How do you prove the trig identity `(sinucosu)/(cos^2u-sin^2u)=tanu/(1-tan^2u)`?

This one's quite easy, when you know what to do.

We start with `(sinucosu)/(cos^2u-sin^2u)` and we want to turn it into `tanu/(1-tan^2u)`.

For now, let's just look at the numerator: `sinucosu.` What can we do to turn this into the other numerator `(tanu)?`

Remember that `tanu=sinu/cosu`. So, the question becomes: how do we turn `sinucosu` into `sinu/cosu?`

The answer is to multiply it by `1/cos^2u`, since:

`sinucosu xx 1/color(blue)(cos^2u)=(sinu cancel cosu)/color(blue)(cosu cancel cosu)`

`color(white)(sinucosu xx 1/(cos^2u))=sinu/cosu`

If we want to multiply the numerator by `1/cos^2u`, we have to do the same thing to the denominator. That way, we're essentially multiplying the whole left side by a fancy version of `1` (that is, `(1//cos^2u)/(1//cos^2u)`), and thus we're not changing its value.
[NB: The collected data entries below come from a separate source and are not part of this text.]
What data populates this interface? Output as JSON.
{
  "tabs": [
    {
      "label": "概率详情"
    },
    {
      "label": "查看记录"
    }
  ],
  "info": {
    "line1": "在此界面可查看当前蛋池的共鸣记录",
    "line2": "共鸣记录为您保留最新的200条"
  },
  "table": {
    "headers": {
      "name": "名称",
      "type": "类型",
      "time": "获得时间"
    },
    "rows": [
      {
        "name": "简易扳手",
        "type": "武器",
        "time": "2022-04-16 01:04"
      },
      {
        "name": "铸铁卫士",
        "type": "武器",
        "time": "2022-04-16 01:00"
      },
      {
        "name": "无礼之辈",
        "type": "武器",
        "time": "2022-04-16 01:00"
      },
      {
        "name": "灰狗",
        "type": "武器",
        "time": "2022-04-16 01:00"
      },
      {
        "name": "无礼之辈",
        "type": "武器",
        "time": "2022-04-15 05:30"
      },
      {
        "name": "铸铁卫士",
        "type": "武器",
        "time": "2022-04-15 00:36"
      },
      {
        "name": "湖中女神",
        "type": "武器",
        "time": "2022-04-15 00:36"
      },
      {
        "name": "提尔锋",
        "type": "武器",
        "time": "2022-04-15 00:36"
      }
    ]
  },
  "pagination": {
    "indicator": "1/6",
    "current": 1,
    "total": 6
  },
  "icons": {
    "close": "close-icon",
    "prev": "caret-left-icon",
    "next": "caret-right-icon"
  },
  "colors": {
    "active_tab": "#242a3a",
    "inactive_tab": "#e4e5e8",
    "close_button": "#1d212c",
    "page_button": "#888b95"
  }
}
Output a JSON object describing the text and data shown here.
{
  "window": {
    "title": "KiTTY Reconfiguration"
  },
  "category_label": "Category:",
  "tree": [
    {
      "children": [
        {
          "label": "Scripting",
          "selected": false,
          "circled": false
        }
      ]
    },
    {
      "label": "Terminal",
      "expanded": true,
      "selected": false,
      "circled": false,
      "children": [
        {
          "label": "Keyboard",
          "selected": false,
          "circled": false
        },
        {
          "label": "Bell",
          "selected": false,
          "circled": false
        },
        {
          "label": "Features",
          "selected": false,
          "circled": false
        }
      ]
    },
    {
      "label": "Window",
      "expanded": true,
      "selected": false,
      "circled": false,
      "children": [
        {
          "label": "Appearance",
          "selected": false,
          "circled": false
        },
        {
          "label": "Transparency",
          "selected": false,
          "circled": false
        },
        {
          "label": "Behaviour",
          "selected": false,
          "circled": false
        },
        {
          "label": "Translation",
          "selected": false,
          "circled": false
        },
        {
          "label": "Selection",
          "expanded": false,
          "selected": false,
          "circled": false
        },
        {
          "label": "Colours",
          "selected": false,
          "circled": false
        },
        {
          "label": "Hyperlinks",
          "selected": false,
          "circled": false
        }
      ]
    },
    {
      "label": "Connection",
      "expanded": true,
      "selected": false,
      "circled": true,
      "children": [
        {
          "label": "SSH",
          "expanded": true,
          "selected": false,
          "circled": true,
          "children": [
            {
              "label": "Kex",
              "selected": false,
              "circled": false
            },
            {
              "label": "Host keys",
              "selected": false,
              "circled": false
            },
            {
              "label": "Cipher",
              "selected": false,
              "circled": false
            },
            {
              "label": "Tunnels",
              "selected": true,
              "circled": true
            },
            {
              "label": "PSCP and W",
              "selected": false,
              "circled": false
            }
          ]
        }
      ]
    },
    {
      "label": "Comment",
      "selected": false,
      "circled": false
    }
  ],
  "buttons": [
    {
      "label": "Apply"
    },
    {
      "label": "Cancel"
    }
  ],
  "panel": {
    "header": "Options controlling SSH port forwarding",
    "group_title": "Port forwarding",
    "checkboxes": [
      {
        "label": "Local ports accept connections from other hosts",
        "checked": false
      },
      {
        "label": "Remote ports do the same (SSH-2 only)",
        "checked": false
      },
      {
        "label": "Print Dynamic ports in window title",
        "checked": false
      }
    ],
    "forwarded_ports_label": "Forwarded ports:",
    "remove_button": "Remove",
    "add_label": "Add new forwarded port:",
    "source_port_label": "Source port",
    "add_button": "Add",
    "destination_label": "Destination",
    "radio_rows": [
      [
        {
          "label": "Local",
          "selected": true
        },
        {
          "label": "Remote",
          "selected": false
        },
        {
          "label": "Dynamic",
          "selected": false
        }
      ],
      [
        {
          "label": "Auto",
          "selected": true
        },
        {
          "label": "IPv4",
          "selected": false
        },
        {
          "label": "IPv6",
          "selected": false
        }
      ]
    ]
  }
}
Let's see what happens when we do this:

`(sinucosu)/(cos^2u-sin^2u)=(sinucosu)/(cos^2u-sin^2u) xx color(blue)((1//cos^2u)/(1//cos^2u))`

`color(white)((sinucosu)/(cos^2u-sin^2u))=(sinu/cosu)/(" "(cos^2u-sin^2u)/cos^2u" ")`

`color(white)((sinucosu)/(cos^2u-sin^2u))=(tanu)/(cos^2u/cos^2u-sin^2u/cos^2u)`

`color(white)((sinucosu)/(cos^2u-sin^2u))=(tanu)/(1-(sinu/cosu)^2)`

`color(white)((sinucosu)/(cos^2u-sin^2u))=(tanu)/(1-tan^2u)`

And hey, look—we did it! All we had to do was focus on changing the numerator, and not get caught up in trying to change the fraction as a whole.

Note: It's not a guarantee, but when doing these trig proofs, a good rule of thumb is to look for what you can do rather than what you need to do.